The 250 people who live here get along, despite the ordinary small town squabbles. People here wave to each other — if you’re walking anywhere they’ll stop to ask if you want a ride — they tease, play and love to laugh. You learn quickly that laughing is a great survival quality here — it helps you deal with rain 330 days a year.

The fishing was spectacular, it didn’t matter whether I trolled from a boat, or waded in a lagoon; the action was explosive and I giggled and screamed with delight. On Sunday morning the boats didn’t go out because of gale-force winds and rain. After breakfast, I heard the call to prayer and decided to go to church. The sanctuary is a 20’ x 40’ wooden building, topped by 3 onion-domed steeples; it is the oldest Russian Orthodox Church in Americas. You enter into an anteroom where you hang your rain gear and then proceed into the sanctuary. The walls inside are covered with iconography, and chandeliers hang from the ceiling, each filled with dozens of burning candles. It felt holy.

A lay reader conducted the service for the nine of us in attendance. The reader and three women in the choir stood at a table near the front, and the rest of us sat on wooden benches that surrounded the perimeter. The service was conducted in English, Alutiiq, and Russian. I joined in the simple Gregorian chants, but was the only man to do so, and after the service when we greeted one another, I was invited to join the choir the next time I came.

The storm continued into that afternoon, and I indulged in one of my favorite things, reading a good book, in an easy chair overlooking the natural wonders. Outside, the wind-driven rain splattered on the roof and windowpanes in a musical symphony.

Leaning against a wall of the lodge’s great room where I was sitting was the skull and tusks of a huge walrus. When I first came into the room I stared at the skull and imagined the enormity of the creature. After reading a while I looked up, and now directly in front of me, the magnificent tusked creature seemed to be “mooning” me.

I laughed out loud, which brought in several of my friends. I told them to stop where they were and tell me what they saw when they looked at the skull. Each of them saw the tusks and could imagine what the creature looked like when it was alive, even to its whiskered details. Then I asked them to close their eyes, take a few steps closer, and then open their eyes. “What does it look like now” I asked? Each one laughed immediately as they saw the anus appear.

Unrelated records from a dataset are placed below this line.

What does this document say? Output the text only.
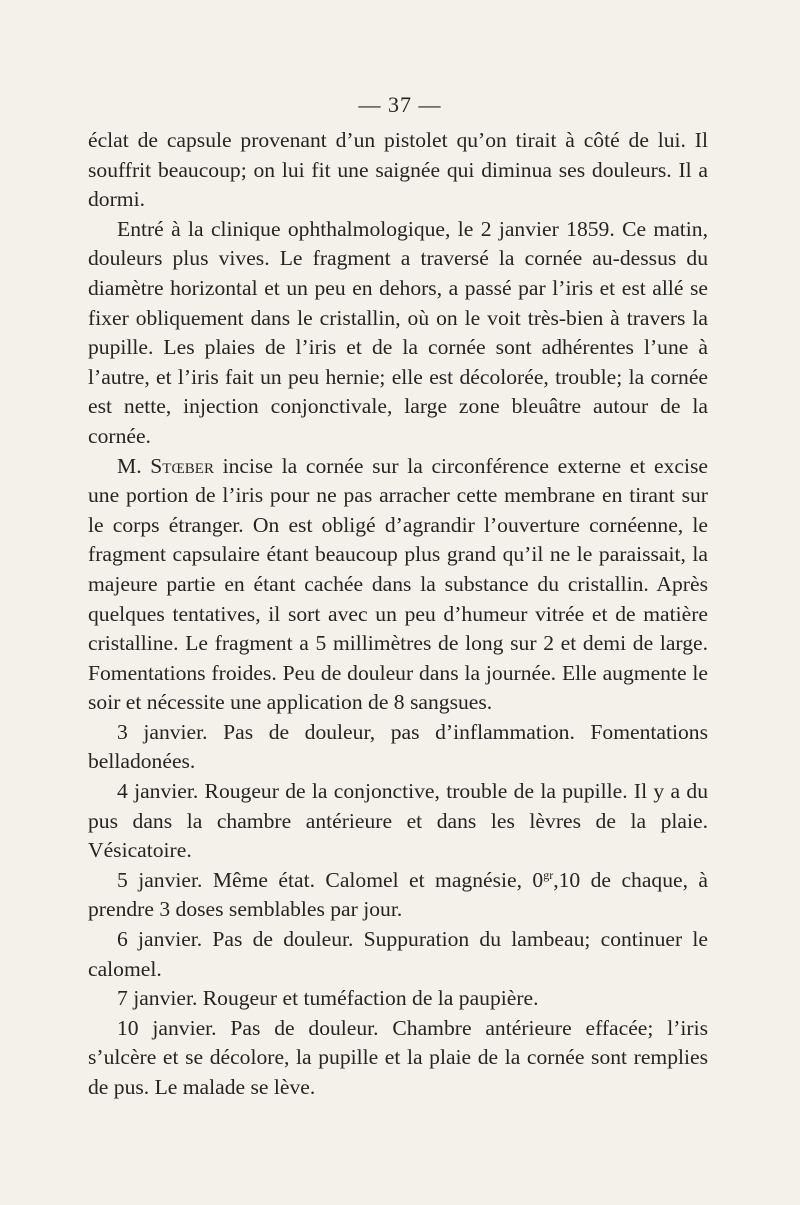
— 37 —

éclat de capsule provenant d’un pistolet qu’on tirait à côté de lui. Il souffrit beaucoup; on lui fit une saignée qui diminua ses douleurs. Il a dormi.

Entré à la clinique ophthalmologique, le 2 janvier 1859. Ce matin, douleurs plus vives. Le fragment a traversé la cornée au-dessus du diamètre horizontal et un peu en dehors, a passé par l’iris et est allé se fixer obliquement dans le cristallin, où on le voit très-bien à travers la pupille. Les plaies de l’iris et de la cornée sont adhérentes l’une à l’autre, et l’iris fait un peu hernie; elle est décolorée, trouble; la cornée est nette, injection conjonctivale, large zone bleuâtre autour de la cornée.

M. Stœber incise la cornée sur la circonférence externe et excise une portion de l’iris pour ne pas arracher cette membrane en tirant sur le corps étranger. On est obligé d’agrandir l’ouverture cornéenne, le fragment capsulaire étant beaucoup plus grand qu’il ne le paraissait, la majeure partie en étant cachée dans la substance du cristallin. Après quelques tentatives, il sort avec un peu d’humeur vitrée et de matière cristalline. Le fragment a 5 millimètres de long sur 2 et demi de large. Fomentations froides. Peu de douleur dans la journée. Elle augmente le soir et nécessite une application de 8 sangsues.

3 janvier. Pas de douleur, pas d’inflammation. Fomentations belladonées.

4 janvier. Rougeur de la conjonctive, trouble de la pupille. Il y a du pus dans la chambre antérieure et dans les lèvres de la plaie. Vésicatoire.

5 janvier. Même état. Calomel et magnésie, $0^{gr},10$ de chaque, à prendre 3 doses semblables par jour.

6 janvier. Pas de douleur. Suppuration du lambeau; continuer le calomel.

7 janvier. Rougeur et tuméfaction de la paupière.

10 janvier. Pas de douleur. Chambre antérieure effacée; l’iris s’ulcère et se décolore, la pupille et la plaie de la cornée sont remplies de pus. Le malade se lève.
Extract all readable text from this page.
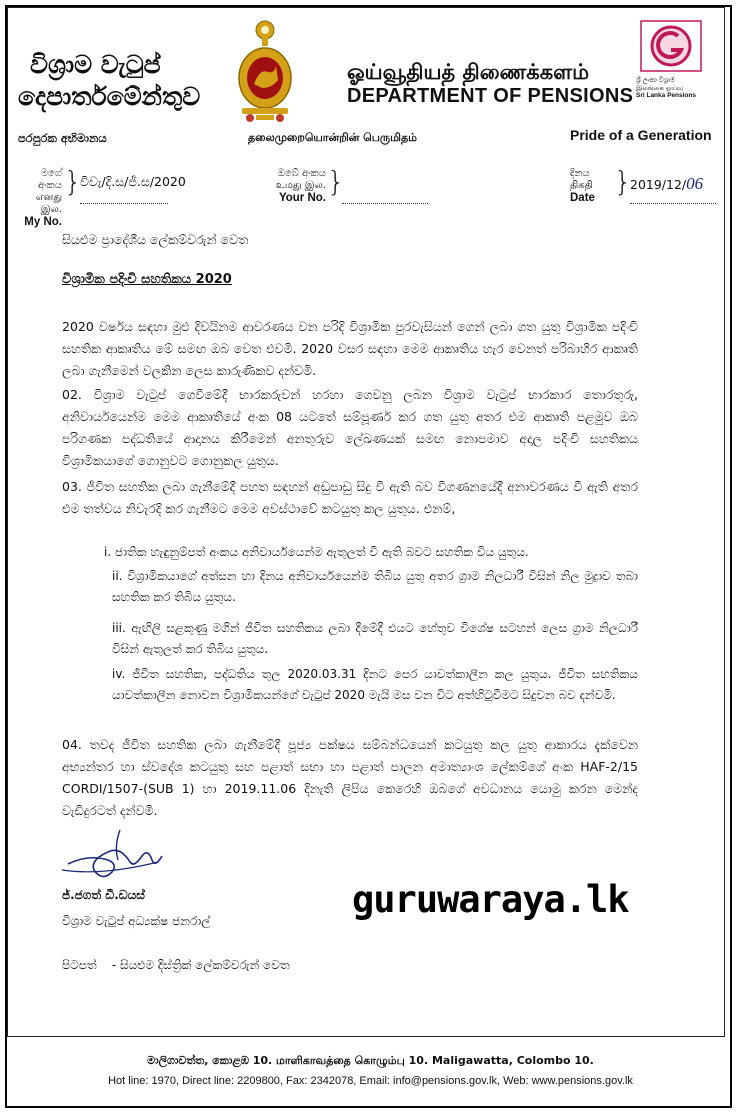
විශ්‍රාම වැටුප්
දෙපාර්තමේන්තුව
ஓய்வூதியத் திணைக்களம்
DEPARTMENT OF PENSIONS
ශ්‍රී ලංකා විශ්‍රාම
இலங்கை ஓய்வு
Sri Lanka Pensions
පරපුරක අභිමානය	தலைமுறையொன்றின் பெருமிதம்	Pride of a Generation
මගේ අංකය
எனது இல.
My No.
}
විවැ/දි.ස/ජී.ස/2020
ඔබේ අංකය
உமது இல.
Your No. }	දිනය
திகதி
Date }
2019/12/06
සියළුම ප්‍රාදේශීය ලේකම්වරුන් වෙත
විශ්‍රාමික පදිංචි සහතිකය 2020
2020 වර්ෂය සඳහා මුළු දිවයිනම ආවරණය වන පරිදි විශ්‍රාමික පුරවැසියන් ගෙන් ලබා ගත යුතු විශ්‍රාමික පදිංචි සහතික ආකෘතිය මේ සමඟ ඔබ වෙත එවමි. 2020 වසර සඳහා මෙම ආකෘතිය හැර වෙනත් පරිබාහිර ආකෘති ලබා ගැනීමෙන් වලකින ලෙස කාරුණිකව දන්වමි.
02. විශ්‍රාම වැටුප් ගෙවීමේදී භාරකරුවන් හරහා ගෙවනු ලබන විශ්‍රාම වැටුප් භාරකාර තොරතුරු, අනිවාර්යයෙන්ම මෙම ආකෘතියේ අංක 08 යටතේ සම්පූර්ණ කර ගත යුතු අතර එම ආකෘති පළමුව ඔබ පරිගණක පද්ධතියේ ආදානය කිරීමෙන් අනතුරුව ලේඛණයක් සමඟ නොපමාව අදාල පදිංචි සහතිකය විශ්‍රාමිකයාගේ ගොනුවට ගොනුකල යුතුය.
03. ජීවිත සහතික ලබා ගැනීමේදී පහත සඳහන් අඩුපාඩු සිදු වී ඇති බව විගණනයේදී අනාවරණය වී ඇති අතර එම තත්වය නිවැරදි කර ගැනීමට මෙම අවස්ථාවේ කටයුතු කල යුතුය. එනම්,
i. ජාතික හැඳුනුම්පත් අංකය අනිවාර්යයෙන්ම ඇතුලත් වී ඇති බවට සහතික විය යුතුය.
ii. විශ්‍රාමිකයාගේ අත්සන හා දිනය අනිවාර්යයෙන්ම තිබිය යුතු අතර ග්‍රාම නිලධාරී විසින් නිල මුද්‍රාව තබා සහතික කර තිබිය යුතුය.
iii. ඇඟිලි සළකුණු මගින් ජීවිත සහතිකය ලබා දීමේදී එයට හේතුව විශේෂ සටහන් ලෙස ග්‍රාම නිලධාරී විසින් ඇතුලත් කර තිබිය යුතුය.
iv. ජීවිත සහතික, පද්ධතිය තුල 2020.03.31 දිනට පෙර යාවත්කාලීන කල යුතුය. ජීවිත සහතිකය යාවත්කාලීන නොවන විශ්‍රාමිකයන්ගේ වැටුප් 2020 මැයි මස වන විට අත්හිටුවීමට සිදුවන බව දන්වමි.
04. තවද ජීවිත සහතික ලබා ගැනීමේදී පූජ්‍ය පක්ෂය සම්බන්ධයෙන් කටයුතු කල යුතු ආකාරය දැක්වෙන අභ්‍යන්තර හා ස්වදේශ කටයුතු සහ පළාත් සභා හා පළාත් පාලන අමාත්‍යාංශ ලේකම්ගේ අංක HAF-2/15 CORDI/1507-(SUB 1) හා 2019.11.06 දිනැති ලිපිය කෙරෙහි ඔබගේ අවධානය යොමු කරන මෙන්ද වැඩිදුරටත් දන්වමි.
ජ්.ජගත් ඩී.ඩයස්
විශ්‍රාම වැටුප් අධ්‍යක්ෂ ජනරාල්	guruwaraya.lk
පිටපත් - සියළුම දිස්ත්‍රික් ලේකම්වරුන් වෙත
මාලිගාවත්ත, කොළඹ 10. மாளிகாவத்தை கொழும்பு 10. Maligawatta, Colombo 10.
Hot line: 1970, Direct line: 2209800, Fax: 2342078, Email: info@pensions.gov.lk, Web: www.pensions.gov.lk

Listening to a Symphony in A Minor, looking at the sea and mountains, and gazing upon that looming moon, I recognized that the distance between your head and ass is only a couple of feet. This is why it’s so easy to find our heads up it so often. The best way to get your head out is to get away to your wondrous place and to laugh in the pouring rain, because it is in those moments that we are truly live. A good life is just a succession of such wonders.